Joseph claims and names Jesus.

Matthew and Luke both begin their gospels with stories of Jesus’ birth. Matthew’s story focuses on the role of Joseph; Luke’s story focuses on Mary. In both gospels angels bring good news from God to the parents.

The angelic annunciation in Matthew’s gospel is to Joseph, calling him to take the pregnant Mary as his wife and name and claim her son. In the overall plan of the lectionary, this 4th Sunday of Advent is father’s day.
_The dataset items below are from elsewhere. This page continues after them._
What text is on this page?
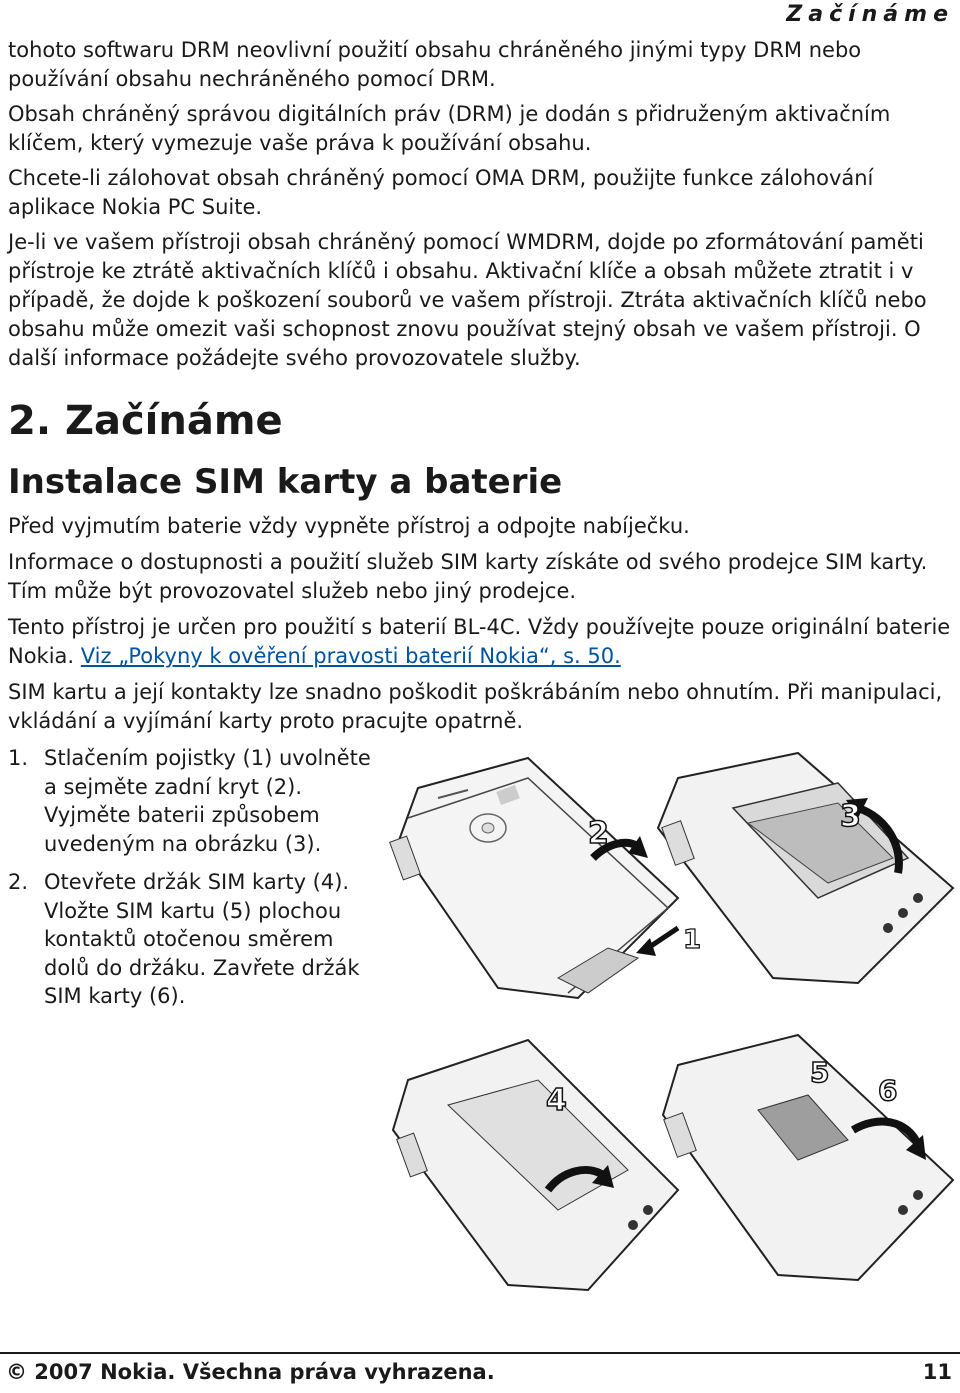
Začínáme

tohoto softwaru DRM neovlivní použití obsahu chráněného jinými typy DRM nebo používání obsahu nechráněného pomocí DRM.

Obsah chráněný správou digitálních práv (DRM) je dodán s přidruženým aktivačním klíčem, který vymezuje vaše práva k používání obsahu.

Chcete-li zálohovat obsah chráněný pomocí OMA DRM, použijte funkce zálohování aplikace Nokia PC Suite.

Je-li ve vašem přístroji obsah chráněný pomocí WMDRM, dojde po zformátování paměti přístroje ke ztrátě aktivačních klíčů i obsahu. Aktivační klíče a obsah můžete ztratit i v případě, že dojde k poškození souborů ve vašem přístroji. Ztráta aktivačních klíčů nebo obsahu může omezit vaši schopnost znovu používat stejný obsah ve vašem přístroji. O další informace požádejte svého provozovatele služby.

2. Začínáme
Instalace SIM karty a baterie

Před vyjmutím baterie vždy vypněte přístroj a odpojte nabíječku.

Informace o dostupnosti a použití služeb SIM karty získáte od svého prodejce SIM karty. Tím může být provozovatel služeb nebo jiný prodejce.

Tento přístroj je určen pro použití s baterií BL-4C. Vždy používejte pouze originální baterie Nokia. Viz „Pokyny k ověření pravosti baterií Nokia“, s. 50.

SIM kartu a její kontakty lze snadno poškodit poškrábáním nebo ohnutím. Při manipulaci, vkládání a vyjímání karty proto pracujte opatrně.

1. Stlačením pojistky (1) uvolněte a sejměte zadní kryt (2). Vyjměte baterii způsobem uvedeným na obrázku (3).
2. Otevřete držák SIM karty (4). Vložte SIM kartu (5) plochou kontaktů otočenou směrem dolů do držáku. Zavřete držák SIM karty (6).
2
1
3
4
5
6
© 2007 Nokia. Všechna práva vyhrazena.	11
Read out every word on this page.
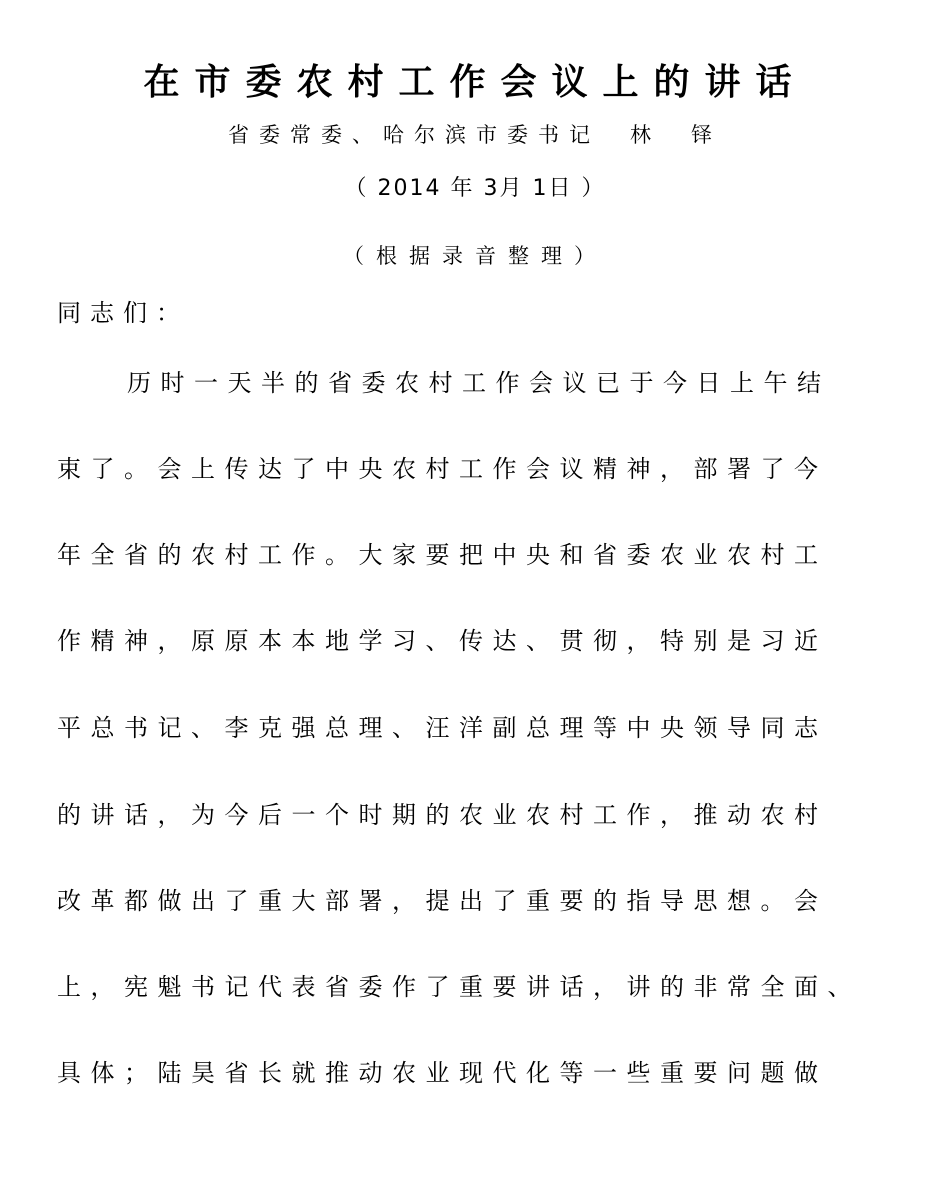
在市委农村工作会议上的讲话
省委常委、哈尔滨市委书记 林 铎
（ 2014 年 3月 1日 ）
（根据录音整理）
同志们：
历时一天半的省委农村工作会议已于今日上午结
束了。会上传达了中央农村工作会议精神，部署了今
年全省的农村工作。大家要把中央和省委农业农村工
作精神，原原本本地学习、传达、贯彻，特别是习近
平总书记、李克强总理、汪洋副总理等中央领导同志
的讲话，为今后一个时期的农业农村工作，推动农村
改革都做出了重大部署，提出了重要的指导思想。会
上，宪魁书记代表省委作了重要讲话，讲的非常全面、
具体；陆昊省长就推动农业现代化等一些重要问题做
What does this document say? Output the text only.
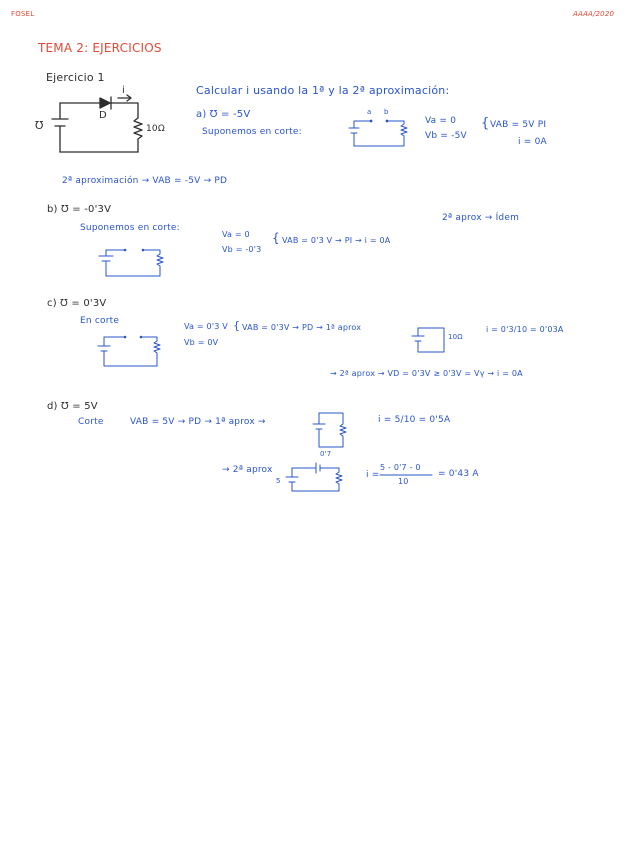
FOSEL	AAAA/2020
TEMA 2: EJERCICIOS
Ejercicio 1
D
i
Ʊ	10Ω
Calcular i usando la 1ª y la 2ª aproximación:
a) Ʊ = -5V
Suponemos en corte:
a b
Va = 0
Vb = -5V
{ VAB = 5V PI
i = 0A
2ª aproximación → VAB = -5V → PD
b) Ʊ = -0'3V
2ª aprox → Ídem
Suponemos en corte:
Va = 0
Vb = -0'3
{ VAB = 0'3 V → PI → i = 0A
c) Ʊ = 0'3V
En corte
Va = 0'3 V
Vb = 0V
{ VAB = 0'3V → PD → 1ª aprox
10Ω
i = 0'3/10 = 0'03A
→ 2ª aprox → VD = 0'3V ≥ 0'3V = Vγ → i = 0A
d) Ʊ = 5V
Corte	VAB = 5V → PD → 1ª aprox →	i = 5/10 = 0'5A
→ 2ª aprox
0'7
5
i =
5 - 0'7 - 0
10
= 0'43 A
In Matthew’s story “of how the birth of Jesus Christ came about,” Joseph is engaged to Mary but has not yet brought her to his home—the action that seals the marriage. Mary must be a teenager, a girl who is marriageable age, perhaps 14 or 15. Joseph may be older; at least that’s one explanation for why he appears only in stories about Jesus’ birth and growing up.

According to the gospel story, betrothal is as binding a commitment as marriage, since it requires divorce to break it. As in marriage, infidelity provides grounds for dissolving the betrothal relationship. Bringing the bride from her family to the groom’s home seems to be the final step in marriage.

The gospel tells us Joseph, Mary’s husband, is just, dikaios, or as the New American Bible translates the word upright. For some today and probably in Jesus’ time, being just and upright means keeping the law—being a law-abiding person.

The law in Leviticus 20.10 makes death the punishment for adultery. We don’t know how often people carried out the punishment the law required.

When Joseph finds Mary pregnant with a child not his own, he knows he can bring the full force of the law upon her, but he makes a compassionate judgment to divorce her quietly.

We can’t be sure what might otherwise have happened to a very-pregnant girl in 1st-century Palestine or her illegitimate child. The upright Joseph does not want to shame or endanger his betrothed.

  • l What characteristics does Joseph possess that you value in a husband? In a father?

His decision to divorce Mary secretly does not really satisfy Joseph. He can’t stop thinking about Mary. He can’t let go of this troubling pregnancy. Joseph knows this girl, whom the gospels elsewhere characterize as holy among women. Her pregnancy sideswipes and befuddles him. He wants a bigger, whole picture that explains what is going on with Mary. What can’t he see?

The gospel tells us Joseph sleeps on his decision. Joseph opens his unconscious self to nourishing rest; he opens himself to the nonrational, spiritual world and to the infinite, whole picture he seeks. He entrusts himself to Holy Mystery in going to sleep. In his sleep Joseph dreams the future of the child.

Matthew’s gospel is written some 80 years after Jesus’ birth and some 50 years after Jesus’ death and resurrection. So the evangelist can put into the dream from hindsight the promise Mary’s child brings into the world.
The angel in Joseph’s dream tells him—

  • The Spirit of God has conceived this child in his fiancé.
  • Mary will have a son.
  • Joseph is to name and claim the child as his own.
  • The name reveals the child’s mission. The name Jesus means he saves.
  • How is sleeping on a decision an act of prayer?

In our own lives we have to make the journey Joseph makes from the law and its requirements to compassionate judgment and action. This is conscience. Joseph’s story calls us to listen to the Spirit of God that lives within us in the deepest reaches of our psyches and never lets up on us, waking or sleeping, until we bring to life in our relationships what only we can do. Our baptisms call us to embody the promise of the Spirit in us, to become Emmanuel, and bring God among those we love and try to love.

Each of us is called like Joseph to dream a future for the children of promise born among us today. A hundred million children in the world need primary education. Refugees forced from their homes and immigrants seeking better lives include many children.

  • Who are children of promise in your life?
  • What can your parish or work group do to help children of promise in your area?
  • What words do you use to tell your child or children what promise you see in them and what faithfulness they can expect from you?